Goldcorp’s Jeannes: ‘We’re close to the end of the gold bear market’

Goldcorp's lonore gold mine in Quebec's James Bay region. The mine is expected to produce up to 270,000 oz. gold this year. Source:  GoldcorpGoldcorp's lonore gold mine in Quebec's James Bay region. The mine is expected to produce up to 270,000 oz. gold this year. Source: Goldcorp

VANCOUVER — Despite posting a US$192 million net loss during the third quarter, Goldcorp‘s (TSX: G; NYSE: GG) management team is telling investors to focus on what it labels “strong fundamentals.”

The company churned out record quarterly gold production and generated around US$243 million in free cash flow over the past three months. President and CEO Chuck Jeannes pointed out that successful cost control measures and promising macro-economic conditions should contribute to brighter days ahead.

Goldcorp produced 922,200 oz. during the third quarter at all-in sustaining costs of US$848 per oz. Assuming an average realized gold price of $1,114 per oz., the company reported adjusted revenues of US$1.3 billion and adjusted operating cash flow of US$374 million for the quarter.

Excluding unrealized losses from the foreign exchange translation on deferred income taxes, Goldcorp’s adjusted net loss totalled US$37 million, or 4¢ per share, during the quarter, which compares to adjusted earnings of US$65 million, or 8¢ per share, in the previous quarter.

“We remain well-positioned for a strong finish to a great year. The market performance of the gold miners has outperformed the price of gold over the last several months. Investors have begun to absorb the reality of improved operating and financial performance of the sector at a lower price environment,” Jeannes commented during a conference call.

“We also believe we’re getting close to the end of the gold bear market. U.S. Fed actions and inactions, Asian economic data and the other factors have done little to dampen the world’s appetite for owning gold. The message here is simple: Gold supply will be tightening going forward and those companies, like ours, with the best assets will be uniquely positioned to benefit from this trend,” he added.

CFO Lindsay Hall said Goldcorp’s confidence in its portfolio allowed it to reconfirm its 2015 guidance estimates at between 3.3 million and 3.6 million oz. gold at all-in sustaining costs ranging between US$850 and US$900 per oz.

Goldcorp is going through some growing pains at a trio of assets in the Americas. The most successful addition to date has been the Cerro Negro operation in Argentina, which produced 135,700 oz. in the third quarter at all-in sustaining costs of US$731 per oz. The company is coping with some union-related issues at the mine, though work only stopped for around five days in early October.

Meanwhile, Goldcorp is having more nuts-and-bolts geological issues at its Eleonore mine in Quebec and Cochenour development project in Red Lake, Ontario.

Folding and faulting at Eleonore, which hit commercial production in April, resulted in higher-than-anticipated dilution and lower planned grades and gold production. The mine produced 86,700 oz. during the third quarter at all-in sustaining costs of US$974 per oz. At Cochenour, the company is drilling to reassess the core area of the deposit, where there have been “changes in the orientation of the veins from prior interpretations.”
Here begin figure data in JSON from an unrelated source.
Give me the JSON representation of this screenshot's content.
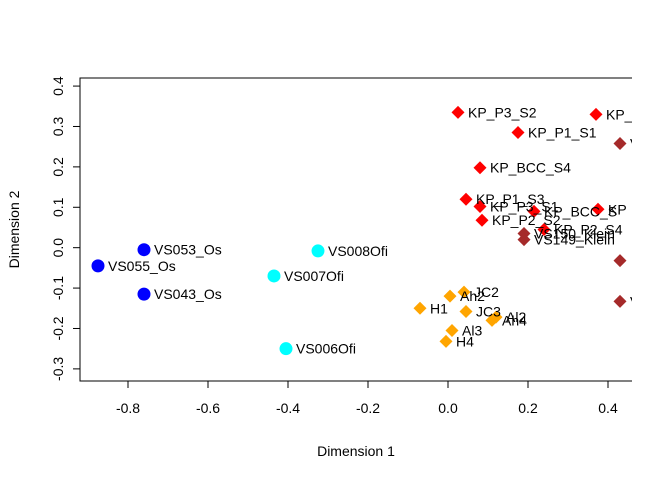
{
  "chart_data": {
    "type": "scatter",
    "xlabel": "Dimension 1",
    "ylabel": "Dimension 2",
    "xlim": [
      -0.92,
      0.46
    ],
    "ylim": [
      -0.33,
      0.42
    ],
    "xticks": [
      -0.8,
      -0.6,
      -0.4,
      -0.2,
      0.0,
      0.2,
      0.4
    ],
    "xtick_labels": [
      "-0.8",
      "-0.6",
      "-0.4",
      "-0.2",
      "0.0",
      "0.2",
      "0.4"
    ],
    "yticks": [
      -0.3,
      -0.2,
      -0.1,
      0.0,
      0.1,
      0.2,
      0.3,
      0.4
    ],
    "ytick_labels": [
      "-0.3",
      "-0.2",
      "-0.1",
      "0.0",
      "0.1",
      "0.2",
      "0.3",
      "0.4"
    ],
    "grid": false,
    "legend": "none",
    "colors": {
      "blue": "#0000ff",
      "cyan": "#00ffff",
      "orange": "#ffa500",
      "red": "#ff0000",
      "darkred": "#a52a2a"
    },
    "points": [
      {
        "label": "VS053_Os",
        "x": -0.76,
        "y": -0.005,
        "shape": "circle",
        "color": "#0000ff"
      },
      {
        "label": "VS055_Os",
        "x": -0.875,
        "y": -0.045,
        "shape": "circle",
        "color": "#0000ff"
      },
      {
        "label": "VS043_Os",
        "x": -0.76,
        "y": -0.115,
        "shape": "circle",
        "color": "#0000ff"
      },
      {
        "label": "VS008Ofi",
        "x": -0.325,
        "y": -0.008,
        "shape": "circle",
        "color": "#00ffff"
      },
      {
        "label": "VS007Ofi",
        "x": -0.435,
        "y": -0.07,
        "shape": "circle",
        "color": "#00ffff"
      },
      {
        "label": "VS006Ofi",
        "x": -0.405,
        "y": -0.25,
        "shape": "circle",
        "color": "#00ffff"
      },
      {
        "label": "Ah2",
        "x": 0.005,
        "y": -0.12,
        "shape": "diamond",
        "color": "#ffa500"
      },
      {
        "label": "JC2",
        "x": 0.04,
        "y": -0.11,
        "shape": "diamond",
        "color": "#ffa500"
      },
      {
        "label": "H1",
        "x": -0.07,
        "y": -0.15,
        "shape": "diamond",
        "color": "#ffa500"
      },
      {
        "label": "JC3",
        "x": 0.045,
        "y": -0.158,
        "shape": "diamond",
        "color": "#ffa500"
      },
      {
        "label": "Al2",
        "x": 0.12,
        "y": -0.172,
        "shape": "diamond",
        "color": "#ffa500"
      },
      {
        "label": "Ah4",
        "x": 0.11,
        "y": -0.18,
        "shape": "diamond",
        "color": "#ffa500"
      },
      {
        "label": "Al3",
        "x": 0.01,
        "y": -0.205,
        "shape": "diamond",
        "color": "#ffa500"
      },
      {
        "label": "H4",
        "x": -0.005,
        "y": -0.232,
        "shape": "diamond",
        "color": "#ffa500"
      },
      {
        "label": "KP_P3_S2",
        "x": 0.025,
        "y": 0.335,
        "shape": "diamond",
        "color": "#ff0000"
      },
      {
        "label": "KP_",
        "x": 0.37,
        "y": 0.33,
        "shape": "diamond",
        "color": "#ff0000"
      },
      {
        "label": "KP_P1_S1",
        "x": 0.175,
        "y": 0.285,
        "shape": "diamond",
        "color": "#ff0000"
      },
      {
        "label": "KP_BCC_S4",
        "x": 0.08,
        "y": 0.198,
        "shape": "diamond",
        "color": "#ff0000"
      },
      {
        "label": "KP_P1_S3",
        "x": 0.045,
        "y": 0.12,
        "shape": "diamond",
        "color": "#ff0000"
      },
      {
        "label": "KP_P3_S1",
        "x": 0.08,
        "y": 0.102,
        "shape": "diamond",
        "color": "#ff0000"
      },
      {
        "label": "KP_BCC_S",
        "x": 0.215,
        "y": 0.09,
        "shape": "diamond",
        "color": "#ff0000"
      },
      {
        "label": "KP",
        "x": 0.375,
        "y": 0.095,
        "shape": "diamond",
        "color": "#ff0000"
      },
      {
        "label": "KP_P2_S2",
        "x": 0.085,
        "y": 0.068,
        "shape": "diamond",
        "color": "#ff0000"
      },
      {
        "label": "KP_P2_S4",
        "x": 0.24,
        "y": 0.045,
        "shape": "diamond",
        "color": "#ff0000"
      },
      {
        "label": "VS150_Klein",
        "x": 0.19,
        "y": 0.035,
        "shape": "diamond",
        "color": "#a52a2a"
      },
      {
        "label": "VS149_Klein",
        "x": 0.19,
        "y": 0.02,
        "shape": "diamond",
        "color": "#a52a2a"
      },
      {
        "label": "V",
        "x": 0.43,
        "y": 0.258,
        "shape": "diamond",
        "color": "#a52a2a"
      },
      {
        "label": "",
        "x": 0.43,
        "y": -0.032,
        "shape": "diamond",
        "color": "#a52a2a"
      },
      {
        "label": "V",
        "x": 0.43,
        "y": -0.133,
        "shape": "diamond",
        "color": "#a52a2a"
      }
    ]
  }
}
“We saw strong production at Cerro Negro,” Jeannes pointed out. “At Eleonore, production doubled from the prior quarter, despite some teething pains. It is a very high-quality gold mine that is only going to get better as our team works through the issues. Remember, this is a big underground mine with a two-year ramp-up to full production and we’re on track.”
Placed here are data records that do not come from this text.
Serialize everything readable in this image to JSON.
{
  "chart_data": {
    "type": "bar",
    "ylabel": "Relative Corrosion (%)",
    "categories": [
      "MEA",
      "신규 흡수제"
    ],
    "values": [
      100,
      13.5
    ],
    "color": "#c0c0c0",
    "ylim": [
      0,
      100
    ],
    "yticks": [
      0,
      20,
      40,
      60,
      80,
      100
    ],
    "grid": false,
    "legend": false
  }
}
In financial news, Hall was quick to tout what he labelled “one of the best balance sheets in the business.” The company fully repaid its revolving credit facility, and reported around US$3.3 billion in liquidity at the end of September. With new project spending winding down, Goldcorp expects capital expenditures to total between US$1.2 billion and US$1.4 billion this year.

BMO Capital Markets analyst Andrew Kaip noted that Goldcorp’s “headline earnings miss obscured a strong quarter fundamentally,” and that “Cerro Negro continues to outperform with processing rates above design.” BMO Research maintains an “outperform” rating on the company along with a price target of $18 per share.
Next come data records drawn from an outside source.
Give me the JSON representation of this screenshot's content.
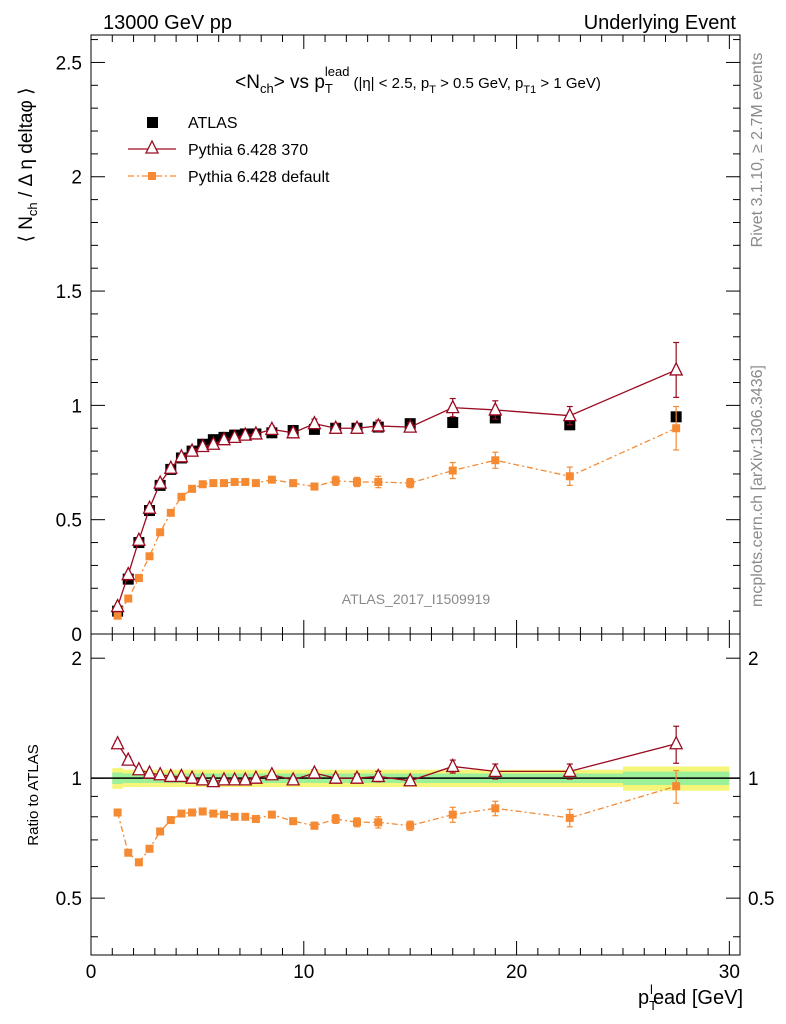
{
  "header": {
    "left_label": "13000 GeV pp",
    "right_label": "Underlying Event"
  },
  "side": {
    "rivet_label": "Rivet 3.1.10, ≥ 2.7M events",
    "mcplots_label": "mcplots.cern.ch [arXiv:1306.3436]"
  },
  "chart_data": {
    "type": "scatter",
    "title": {
      "main": "<N",
      "main_sub": "ch",
      "main_after": "> vs p",
      "main_sub2": "T",
      "main_sup2": "lead",
      "cuts": "(|η| < 2.5, p",
      "cuts_sub": "T",
      "cuts_mid": " > 0.5 GeV, p",
      "cuts_sub2": "T1",
      "cuts_end": " > 1 GeV)"
    },
    "analysis_label": "ATLAS_2017_I1509919",
    "ylabel": {
      "pre": "⟨ N",
      "sub": "ch",
      "post": " / Δ η deltaφ ⟩"
    },
    "ratio_ylabel": "Ratio to ATLAS",
    "xlabel": {
      "pre": "p",
      "sub": "T",
      "sup": "l",
      "post": "ead [GeV]"
    },
    "xlim": [
      0,
      30.5
    ],
    "ylim": [
      0,
      2.62
    ],
    "ratio_ylim": [
      0.36,
      2.3
    ],
    "x_ticks": [
      "0",
      "10",
      "20",
      "30"
    ],
    "y_ticks": [
      "0",
      "0.5",
      "1",
      "1.5",
      "2",
      "2.5"
    ],
    "ratio_ticks": [
      "0.5",
      "1",
      "2"
    ],
    "legend": [
      "ATLAS",
      "Pythia 6.428 370",
      "Pythia 6.428 default"
    ],
    "x": [
      1.25,
      1.75,
      2.25,
      2.75,
      3.25,
      3.75,
      4.25,
      4.75,
      5.25,
      5.75,
      6.25,
      6.75,
      7.25,
      7.75,
      8.5,
      9.5,
      10.5,
      11.5,
      12.5,
      13.5,
      15.0,
      17.0,
      19.0,
      22.5,
      27.5
    ],
    "series": [
      {
        "name": "ATLAS",
        "values": [
          0.1,
          0.24,
          0.4,
          0.54,
          0.65,
          0.72,
          0.77,
          0.8,
          0.83,
          0.85,
          0.86,
          0.87,
          0.875,
          0.875,
          0.88,
          0.89,
          0.895,
          0.9,
          0.9,
          0.905,
          0.92,
          0.925,
          0.945,
          0.915,
          0.95
        ],
        "ratio": [
          1.0,
          1.0,
          1.0,
          1.0,
          1.0,
          1.0,
          1.0,
          1.0,
          1.0,
          1.0,
          1.0,
          1.0,
          1.0,
          1.0,
          1.0,
          1.0,
          1.0,
          1.0,
          1.0,
          1.0,
          1.0,
          1.0,
          1.0,
          1.0,
          1.0
        ],
        "color": "#000000"
      },
      {
        "name": "Pythia 6.428 370",
        "values": [
          0.12,
          0.26,
          0.41,
          0.55,
          0.66,
          0.725,
          0.775,
          0.8,
          0.82,
          0.83,
          0.85,
          0.86,
          0.87,
          0.875,
          0.895,
          0.88,
          0.92,
          0.9,
          0.9,
          0.91,
          0.905,
          0.99,
          0.98,
          0.955,
          1.155
        ],
        "errors": [
          0.01,
          0.01,
          0.01,
          0.01,
          0.01,
          0.01,
          0.01,
          0.01,
          0.01,
          0.01,
          0.01,
          0.01,
          0.01,
          0.01,
          0.015,
          0.015,
          0.02,
          0.02,
          0.02,
          0.025,
          0.02,
          0.04,
          0.04,
          0.04,
          0.12
        ],
        "ratio": [
          1.22,
          1.11,
          1.05,
          1.03,
          1.02,
          1.01,
          1.01,
          1.0,
          0.99,
          0.98,
          0.99,
          0.99,
          0.99,
          1.0,
          1.02,
          0.99,
          1.03,
          1.0,
          1.0,
          1.01,
          0.985,
          1.07,
          1.04,
          1.04,
          1.22
        ],
        "ratio_errors": [
          0.02,
          0.02,
          0.01,
          0.01,
          0.01,
          0.01,
          0.01,
          0.01,
          0.01,
          0.01,
          0.01,
          0.01,
          0.01,
          0.01,
          0.015,
          0.015,
          0.02,
          0.02,
          0.025,
          0.03,
          0.02,
          0.04,
          0.045,
          0.045,
          0.13
        ],
        "color": "#9a0a20"
      },
      {
        "name": "Pythia 6.428 default",
        "values": [
          0.08,
          0.155,
          0.245,
          0.34,
          0.445,
          0.53,
          0.6,
          0.635,
          0.655,
          0.66,
          0.66,
          0.665,
          0.665,
          0.66,
          0.675,
          0.66,
          0.645,
          0.67,
          0.665,
          0.665,
          0.66,
          0.715,
          0.76,
          0.69,
          0.9
        ],
        "errors": [
          0.005,
          0.005,
          0.005,
          0.005,
          0.005,
          0.005,
          0.005,
          0.005,
          0.005,
          0.005,
          0.005,
          0.005,
          0.005,
          0.005,
          0.01,
          0.01,
          0.015,
          0.02,
          0.02,
          0.025,
          0.02,
          0.035,
          0.035,
          0.04,
          0.095
        ],
        "ratio": [
          0.82,
          0.65,
          0.615,
          0.665,
          0.735,
          0.785,
          0.815,
          0.82,
          0.825,
          0.815,
          0.81,
          0.8,
          0.8,
          0.79,
          0.81,
          0.78,
          0.76,
          0.79,
          0.775,
          0.775,
          0.76,
          0.81,
          0.84,
          0.795,
          0.955
        ],
        "ratio_errors": [
          0.005,
          0.005,
          0.005,
          0.005,
          0.005,
          0.005,
          0.005,
          0.005,
          0.005,
          0.005,
          0.005,
          0.005,
          0.005,
          0.005,
          0.01,
          0.01,
          0.015,
          0.02,
          0.02,
          0.025,
          0.02,
          0.035,
          0.035,
          0.04,
          0.09
        ],
        "color": "#f58a33"
      }
    ],
    "band_colors": [
      "#f5f57a",
      "#9cf09a"
    ]
  }
}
“Furthermore, stronger production and lower capital expenditures translated to better-than-expected free cash flow,” Kaip wrote on October 29.

Goldcorp has traded within a 52-week window of $15.99 and $30.95, and lost around 13%, or $2.57, following its third quarter results en route to a $16.71 per share close at the time of writing. The company maintains 830 million shares outstanding for a $13.9 billion press-time market capitalization.